You can download an iPhone app for the 13th edition from the App Store (search for Weeks Population).

If you are a user of my textbook and would like to suggest a blog post idea, please email me at: john.weeks@sdsu.edu

Saturday, March 29, 2014

Visualizing Global Migration Flows

Global migration flows are clearly important elements of modern demographic trends. We can probably all "see" the flows in our mind, but those are going to be fuzzy images. Thanks to Justin Stoler for pointing out to me that researchers at the Vienna Demographic Institute have now brought these flows into a quantitative graphic:
As migration flow data are often incomplete and not comparable across nations, we estimate the number of movements by linking changes in migrant stock data over time. Using statistical missing data methods, we estimate the five-year migrant flows that are required to meet differences in migrant stock totals.
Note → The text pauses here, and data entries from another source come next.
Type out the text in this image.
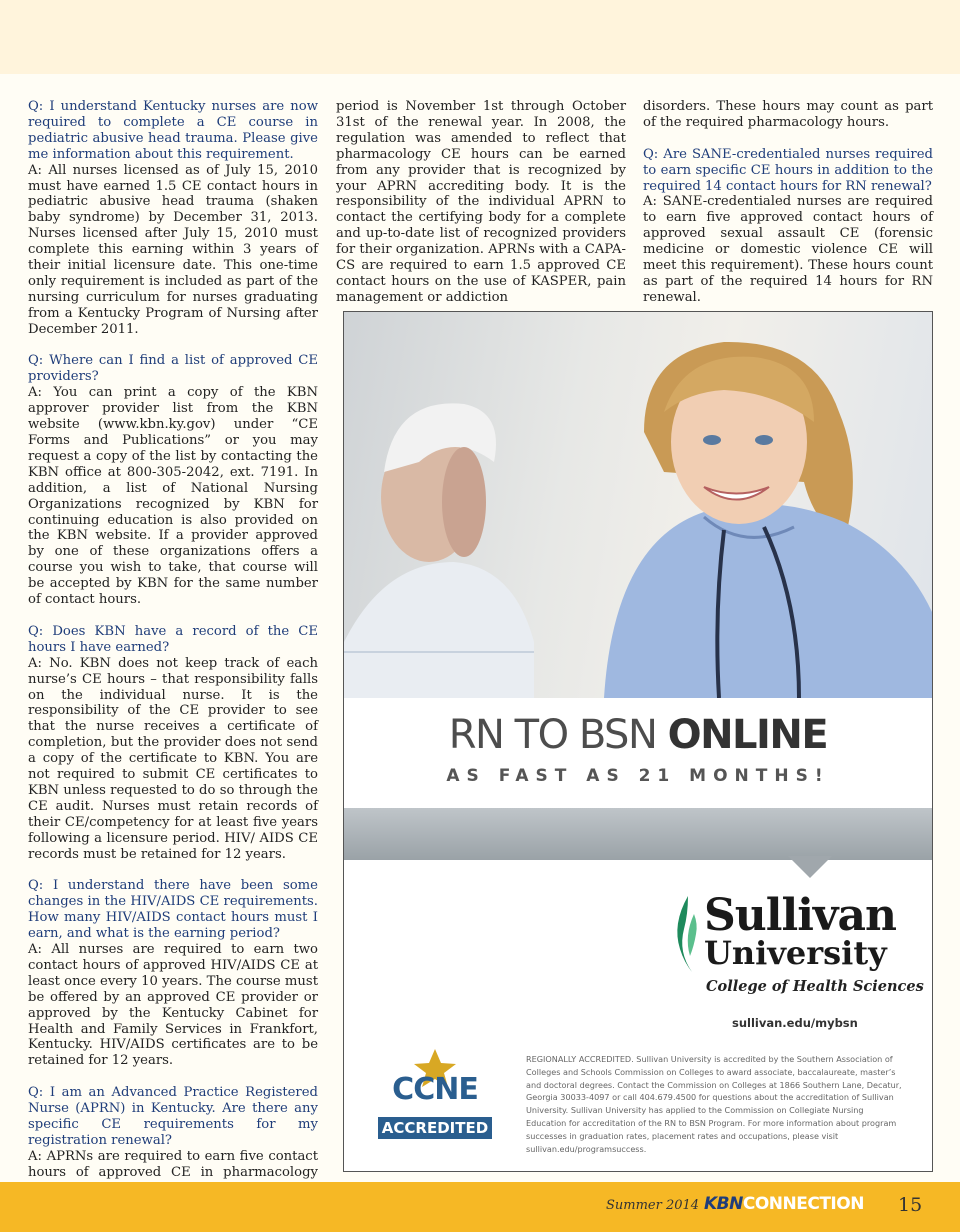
Q: I understand Kentucky nurses are now required to complete a CE course in pediatric abusive head trauma. Please give me information about this requirement.
A: All nurses licensed as of July 15, 2010 must have earned 1.5 CE contact hours in pediatric abusive head trauma (shaken baby syndrome) by December 31, 2013. Nurses licensed after July 15, 2010 must complete this earning within 3 years of their initial licensure date. This one-time only requirement is included as part of the nursing curriculum for nurses graduating from a Kentucky Program of Nursing after December 2011.

Q: Where can I find a list of approved CE providers?
A: You can print a copy of the KBN approver provider list from the KBN website (www.kbn.ky.gov) under “CE Forms and Publications” or you may request a copy of the list by contacting the KBN office at 800-305-2042, ext. 7191. In addition, a list of National Nursing Organizations recognized by KBN for continuing education is also provided on the KBN website. If a provider approved by one of these organizations offers a course you wish to take, that course will be accepted by KBN for the same number of contact hours.

Q: Does KBN have a record of the CE hours I have earned?
A: No. KBN does not keep track of each nurse’s CE hours – that responsibility falls on the individual nurse. It is the responsibility of the CE provider to see that the nurse receives a certificate of completion, but the provider does not send a copy of the certificate to KBN. You are not required to submit CE certificates to KBN unless requested to do so through the CE audit. Nurses must retain records of their CE/competency for at least five years following a licensure period. HIV/ AIDS CE records must be retained for 12 years.

Q: I understand there have been some changes in the HIV/AIDS CE requirements. How many HIV/AIDS contact hours must I earn, and what is the earning period?
A: All nurses are required to earn two contact hours of approved HIV/AIDS CE at least once every 10 years. The course must be offered by an approved CE provider or approved by the Kentucky Cabinet for Health and Family Services in Frankfort, Kentucky. HIV/AIDS certificates are to be retained for 12 years.

Q: I am an Advanced Practice Registered Nurse (APRN) in Kentucky. Are there any specific CE requirements for my registration renewal?
A: APRNs are required to earn five contact hours of approved CE in pharmacology

period is November 1st through October 31st of the renewal year. In 2008, the regulation was amended to reflect that pharmacology CE hours can be earned from any provider that is recognized by your APRN accrediting body. It is the responsibility of the individual APRN to contact the certifying body for a complete and up-to-date list of recognized providers for their organization. APRNs with a CAPA-CS are required to earn 1.5 approved CE contact hours on the use of KASPER, pain management or addiction

disorders. These hours may count as part of the required pharmacology hours.

Q: Are SANE-credentialed nurses required to earn specific CE hours in addition to the required 14 contact hours for RN renewal?
A: SANE-credentialed nurses are required to earn five approved contact hours of approved sexual assault CE (forensic medicine or domestic violence CE will meet this requirement). These hours count as part of the required 14 hours for RN renewal.

RN TO BSN ONLINE
AS FAST AS 21 MONTHS!
Sullivan
University
College of Health Sciences
sullivan.edu/mybsn
CCNE
ACCREDITED
REGIONALLY ACCREDITED. Sullivan University is accredited by the Southern Association of Colleges and Schools Commission on Colleges to award associate, baccalaureate, master’s and doctoral degrees. Contact the Commission on Colleges at 1866 Southern Lane, Decatur, Georgia 30033-4097 or call 404.679.4500 for questions about the accreditation of Sullivan University. Sullivan University has applied to the Commission on Collegiate Nursing Education for accreditation of the RN to BSN Program. For more information about program successes in graduation rates, placement rates and occupations, please visit sullivan.edu/programsuccess.
Summer 2014 KBNCONNECTION 15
For example, if the number of foreign-born in the United States increases between two time periods, we estimate the minimum migrant flows between the US and all other countries in the world that are required to meet this increase.
For each country of birth, we estimate the minimum number of migrant flows required to match differences in stocks by assuming that people are more likely to stay than to move. This estimation procedure is replicated simultaneously for all 196 countries to estimate birthplace specific flow tables, resulting in a comparable set of global migration flows. Alterations are made to the migrant stock counts to control for births and deaths during the period. This allows our country-specific net migration flows to closely match the net migration estimates published by the United Nations.

This is obviously complex! and so you need to study their instructions for interpreting the graphic. In addition, they provide the data that they have put together, so you can see the numbers behind the visualization. I appreciate this, in particular, because I am currently trying to do something similar, albeit on a much smaller scale, for a paper that I will be presenting in April at the annual meetings of the Association of American Geographers in Tampa.